設定する属性は:ReceiveMessageWaitTimeSeconds
デッドレターキュー
なんらかの原因で正常に処理することができなかったメッセージがキュー内に滞留し続けることを防ぐために、分離先として別のキュー(デッドレターキュー)にメッセージを移動します。そうすることで後続処理を正常に実施することができます。デッドレターキューに移動されたメッセージを解析することで、正常に処理されなかった原因を分析することができます。また、デッドレターキューにメッセージが移動したタイミングでアラームを発行し、検知することもできます。
気をつける点
- 同一リージョン、同一アカウント、同一タイプ(FIFO/標準キュー)で作成する必要があります
- FIFOキューでメッセージの順番が変わることが許容できない場合は利用しない
- 無制限に再施行することができるアプリケーションでは利用しない
可視性タイムアウト
コンシューマが取得したメッセージに対して、指定した期間の秒数(デフォルト30秒、最大12時間)他のコンシューマからの同一メッセージへのアクセスをブロックする機能です。複数のコンシューマによる同一メッセージへの処理を防ぎたい場合に利用します。可視性タイムアウトに指定した時間を超えると、メッセージにアクセスすることが可能になります。そのため、重複処理を防ぎたいのであれば可視性タイムアウトで指定した時間内にメッセージを削除する必要があります。
設定する属性は:VisibilityTimeout
気をつける点
- 標準キューに可視性タイムアウトを用いても、メッセージを2回受信しない保証にはなりません
遅延キューとメッセージタイマー
プロデューサーがメッセージをキューに送信してから一定時間経過後にメッセージへアクセスすることができる機能です。利用用途としては、メッセージの処理を一定期間遅延させて実施したい場合や、リトライ処理を一定時間後に利用したい場合に利用します。0秒~15分の間で設定可能。
設定する属性は:DelaySeconds
気をつける点
- 遅延キューはキュー全体への設定、メッセージタイマーは特定のメッセージに対して遅延時間を設定します
- 両方設定されている場合は、メッセージタイマーが優先されます
- メッセージタイマーはFIFOキューでは未サポートとなっています
制限
- SQSのメッセージ保持期間はデフォルト「4日」、最大で「14日」まで設定することができます。

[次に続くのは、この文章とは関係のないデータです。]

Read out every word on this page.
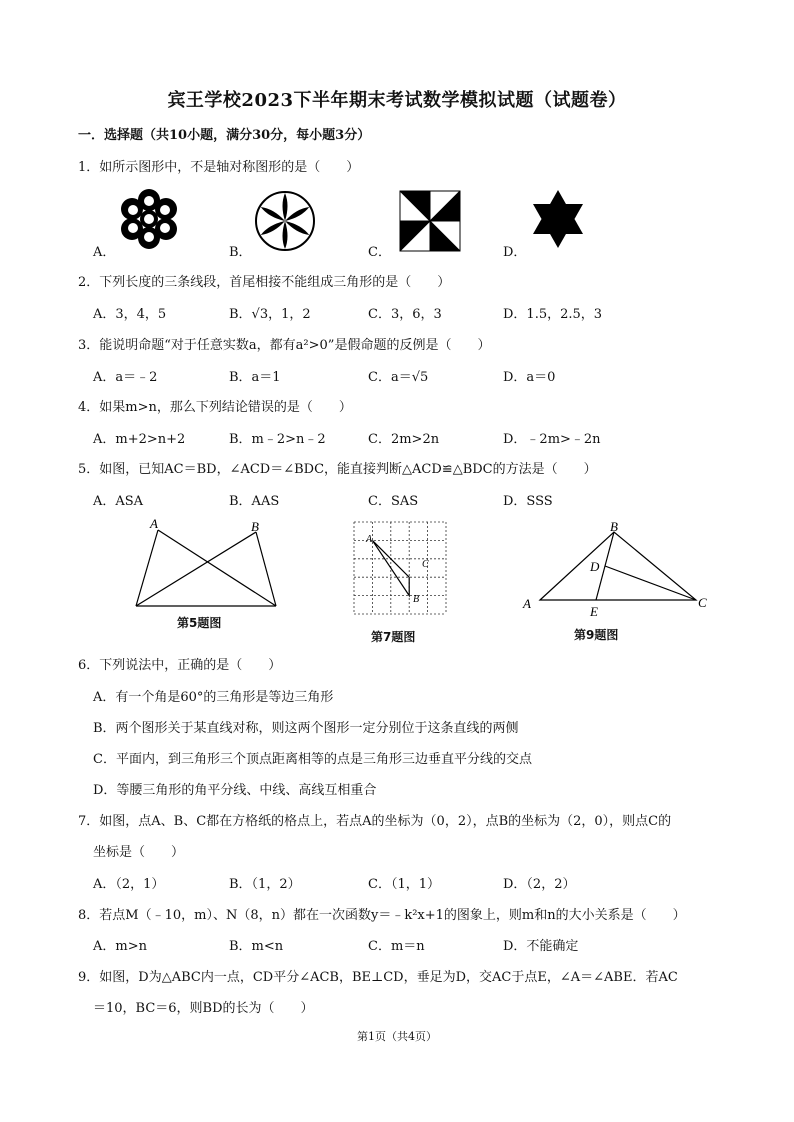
宾王学校2023下半年期末考试数学模拟试题（试题卷）
一．选择题（共10小题，满分30分，每小题3分）
1．如所示图形中，不是轴对称图形的是（　　）
A．	B．	C．	D．
2．下列长度的三条线段，首尾相接不能组成三角形的是（　　）
A．3，4，5	B．√3，1，2	C．3，6，3	D．1.5，2.5，3
3．能说明命题“对于任意实数a，都有a²>0”是假命题的反例是（　　）
A．a＝﹣2	B．a＝1	C．a＝√5	D．a＝0
4．如果m>n，那么下列结论错误的是（　　）
A．m+2>n+2	B．m﹣2>n﹣2	C．2m>2n	D．﹣2m>﹣2n
5．如图，已知AC＝BD，∠ACD＝∠BDC，能直接判断△ACD≌△BDC的方法是（　　）
A．ASA	B．AAS	C．SAS	D．SSS
A	B
第5题图
A
B
C
第7题图
A
B
C
D
E
第9题图
6．下列说法中，正确的是（　　）
A．有一个角是60°的三角形是等边三角形
B．两个图形关于某直线对称，则这两个图形一定分别位于这条直线的两侧
C．平面内，到三角形三个顶点距离相等的点是三角形三边垂直平分线的交点
D．等腰三角形的角平分线、中线、高线互相重合
7．如图，点A、B、C都在方格纸的格点上，若点A的坐标为（0，2），点B的坐标为（2，0），则点C的
坐标是（　　）
A．（2，1）	B．（1，2）	C．（1，1）	D．（2，2）
8．若点M（﹣10，m）、N（8，n）都在一次函数y＝﹣k²x+1的图象上，则m和n的大小关系是（　　）
A．m>n	B．m<n	C．m＝n	D．不能确定
9．如图，D为△ABC内一点，CD平分∠ACB，BE⊥CD，垂足为D，交AC于点E，∠A＝∠ABE．若AC
＝10，BC＝6，则BD的长为（　　）
第1页（共4页）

- メッセージの最大サイズは「256KB」となっており、256KBを超えるメッセージサイズを送信したい場合は、「Java用 SQS拡張クライアントライブラリ」と「Amazon S3」を使用します。
メッセージ重複排除ID
同一の重複排除IDが設定されたメッセージはキューに送信されても、5分間は受け付けられない。マネジメントコンソールでは、「コンテンツに基づく重複排除」の設定をONにすることで有効化される。SHA256でハッシュ化した値が付与される。